Again, the tool doesn't output any useful data, so it's fine to keep the output as standard out. However, if we wanted to output the results to a file, we could do so by specifying the output file as an argument. This would allow us to use the tool in a script, for example.

Adding JSON support

Another important aspect of being a good UNIX neighbour is ensuring that the fields in your output are standard enough that they can be easily translated with other tools. This means using a standard delimiter, such as a tab or a comma, and avoiding using special characters that may cause issues when parsing the output with other tools.

Finally, if possible, it is also helpful to provide the option to output the results in JSON format. JSON is a standard data format that can be easily parsed and processed by many programming languages, making it a great option for interoperability between tools. This can be achieved by adding a flag to your tool that allows the user to specify the output format. Depending on the API you strive to provide, you may also want it to become the default.

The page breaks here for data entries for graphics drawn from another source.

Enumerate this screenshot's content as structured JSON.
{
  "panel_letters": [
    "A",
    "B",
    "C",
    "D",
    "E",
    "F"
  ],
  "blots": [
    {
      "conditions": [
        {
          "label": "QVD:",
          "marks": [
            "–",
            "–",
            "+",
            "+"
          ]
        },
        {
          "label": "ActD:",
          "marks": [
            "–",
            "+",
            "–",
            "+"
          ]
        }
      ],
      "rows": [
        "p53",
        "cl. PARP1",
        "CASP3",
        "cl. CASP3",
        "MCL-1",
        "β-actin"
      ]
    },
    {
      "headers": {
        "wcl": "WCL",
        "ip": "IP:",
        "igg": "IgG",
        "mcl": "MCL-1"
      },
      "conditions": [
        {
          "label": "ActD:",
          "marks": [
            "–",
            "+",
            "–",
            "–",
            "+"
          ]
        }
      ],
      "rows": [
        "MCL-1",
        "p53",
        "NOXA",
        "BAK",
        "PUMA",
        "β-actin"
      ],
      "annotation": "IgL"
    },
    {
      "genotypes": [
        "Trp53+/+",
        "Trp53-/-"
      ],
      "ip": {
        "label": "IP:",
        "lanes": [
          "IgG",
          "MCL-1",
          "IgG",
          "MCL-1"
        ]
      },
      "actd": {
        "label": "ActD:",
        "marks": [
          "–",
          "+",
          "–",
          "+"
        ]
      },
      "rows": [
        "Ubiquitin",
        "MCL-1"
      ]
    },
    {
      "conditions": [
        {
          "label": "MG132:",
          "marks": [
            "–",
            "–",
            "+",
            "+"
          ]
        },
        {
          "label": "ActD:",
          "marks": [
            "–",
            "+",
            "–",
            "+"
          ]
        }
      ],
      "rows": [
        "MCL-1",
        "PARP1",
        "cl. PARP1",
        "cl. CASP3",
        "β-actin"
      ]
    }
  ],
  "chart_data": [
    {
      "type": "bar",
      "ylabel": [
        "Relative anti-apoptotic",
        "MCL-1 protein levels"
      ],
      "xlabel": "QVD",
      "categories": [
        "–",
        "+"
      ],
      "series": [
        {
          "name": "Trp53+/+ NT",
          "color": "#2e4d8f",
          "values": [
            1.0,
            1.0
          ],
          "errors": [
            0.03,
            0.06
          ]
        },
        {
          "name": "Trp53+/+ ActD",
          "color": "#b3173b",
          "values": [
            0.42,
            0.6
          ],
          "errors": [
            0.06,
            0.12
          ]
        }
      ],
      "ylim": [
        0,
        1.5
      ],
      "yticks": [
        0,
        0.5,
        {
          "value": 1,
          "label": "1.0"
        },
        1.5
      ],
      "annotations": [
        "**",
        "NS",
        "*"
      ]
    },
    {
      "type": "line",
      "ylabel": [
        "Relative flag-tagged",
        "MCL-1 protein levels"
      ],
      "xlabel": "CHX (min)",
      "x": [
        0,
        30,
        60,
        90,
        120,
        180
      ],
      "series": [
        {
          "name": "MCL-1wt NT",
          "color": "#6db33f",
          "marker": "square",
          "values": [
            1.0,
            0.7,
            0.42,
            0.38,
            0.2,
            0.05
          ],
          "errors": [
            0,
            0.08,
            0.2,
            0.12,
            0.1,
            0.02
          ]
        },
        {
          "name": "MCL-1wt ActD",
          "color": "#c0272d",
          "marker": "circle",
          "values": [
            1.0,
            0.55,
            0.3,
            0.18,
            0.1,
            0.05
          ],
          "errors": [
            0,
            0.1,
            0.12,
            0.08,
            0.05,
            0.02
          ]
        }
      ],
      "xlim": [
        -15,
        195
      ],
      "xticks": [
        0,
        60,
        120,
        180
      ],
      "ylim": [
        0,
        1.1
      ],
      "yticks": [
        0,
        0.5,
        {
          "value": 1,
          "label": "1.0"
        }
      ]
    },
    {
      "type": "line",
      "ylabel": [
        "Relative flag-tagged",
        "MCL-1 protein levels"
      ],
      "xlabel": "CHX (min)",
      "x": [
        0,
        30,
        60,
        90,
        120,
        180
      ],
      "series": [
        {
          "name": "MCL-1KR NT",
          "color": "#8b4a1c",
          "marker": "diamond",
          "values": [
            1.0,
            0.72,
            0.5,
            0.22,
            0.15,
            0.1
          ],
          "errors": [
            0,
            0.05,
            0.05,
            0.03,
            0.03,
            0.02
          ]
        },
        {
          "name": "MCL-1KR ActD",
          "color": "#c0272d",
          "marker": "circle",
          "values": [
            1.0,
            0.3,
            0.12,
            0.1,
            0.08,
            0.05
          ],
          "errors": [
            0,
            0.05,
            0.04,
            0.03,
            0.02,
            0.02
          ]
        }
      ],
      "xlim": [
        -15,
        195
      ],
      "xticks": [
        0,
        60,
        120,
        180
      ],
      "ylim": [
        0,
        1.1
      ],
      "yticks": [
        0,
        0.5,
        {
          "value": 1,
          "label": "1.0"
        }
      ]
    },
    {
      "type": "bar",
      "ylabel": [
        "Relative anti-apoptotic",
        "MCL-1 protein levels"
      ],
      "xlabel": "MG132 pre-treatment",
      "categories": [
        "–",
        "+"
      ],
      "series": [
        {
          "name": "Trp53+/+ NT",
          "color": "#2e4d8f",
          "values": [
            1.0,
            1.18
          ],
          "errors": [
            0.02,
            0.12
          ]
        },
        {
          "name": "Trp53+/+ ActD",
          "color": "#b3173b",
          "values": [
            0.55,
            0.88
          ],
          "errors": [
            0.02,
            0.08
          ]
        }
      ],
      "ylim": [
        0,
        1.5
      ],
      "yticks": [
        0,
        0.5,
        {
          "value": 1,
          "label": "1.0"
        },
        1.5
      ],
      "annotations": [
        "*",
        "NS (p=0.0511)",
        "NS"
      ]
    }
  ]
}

Also here, since the output of the tool is meant to be used by other tools, it is important to output only the useful results to standard output. This means avoiding printing any additional information, such as status messages or warnings, to standard output. Instead, it is better to print these messages to standard error, which can be redirected to a file if needed.

import json
import click

def do_stuff(input_data):
    """Do stuff."""
    return {'result': input_data}

@click.command()
@click.argument(
    'filename',
    type=click.File,
    default=click.get_text_stream('stdin'),
)
@click.option(
    '--json',
    '-j',
    is_flag=True,
    help='Output results in JSON format',
)
def main(filename, json):
    if filename.name == '<stdin>':
        # Notice here that we're now printing to STDERR
        click.echo('Reading from STDIN', err=True)

    else:
        with open(filename.name) as f:
            input_data = f.read()

    output_data = do_stuff(input_data)

    if json:
        # Output results as JSON
        click.echo(json.dumps(output_data))

    else:
        # Output results as a string
        click.echo(output_data)

which makes it possible e.g. to use this tool in a pipeline with jq:

$ cat input.txt | cli --json | jq '.result' | do_y

and not have to resort to more complex contorsions of string manipulation like cut -f2 — or God forbid, having to use awk — to extract the result.

Conclusion

In conclusion, by designing our command line tools to be good UNIX neighbours, we can create powerful pipelines that allow us to efficiently process and analyze data. This means allowing our tools to accept input from other tools through standard input and output, using standard delimiters in our output fields, and providing the option to output results in JSON format. By following these principles, we can create tools that work well with others and promote the UNIX philosophy of modularity and simplicity.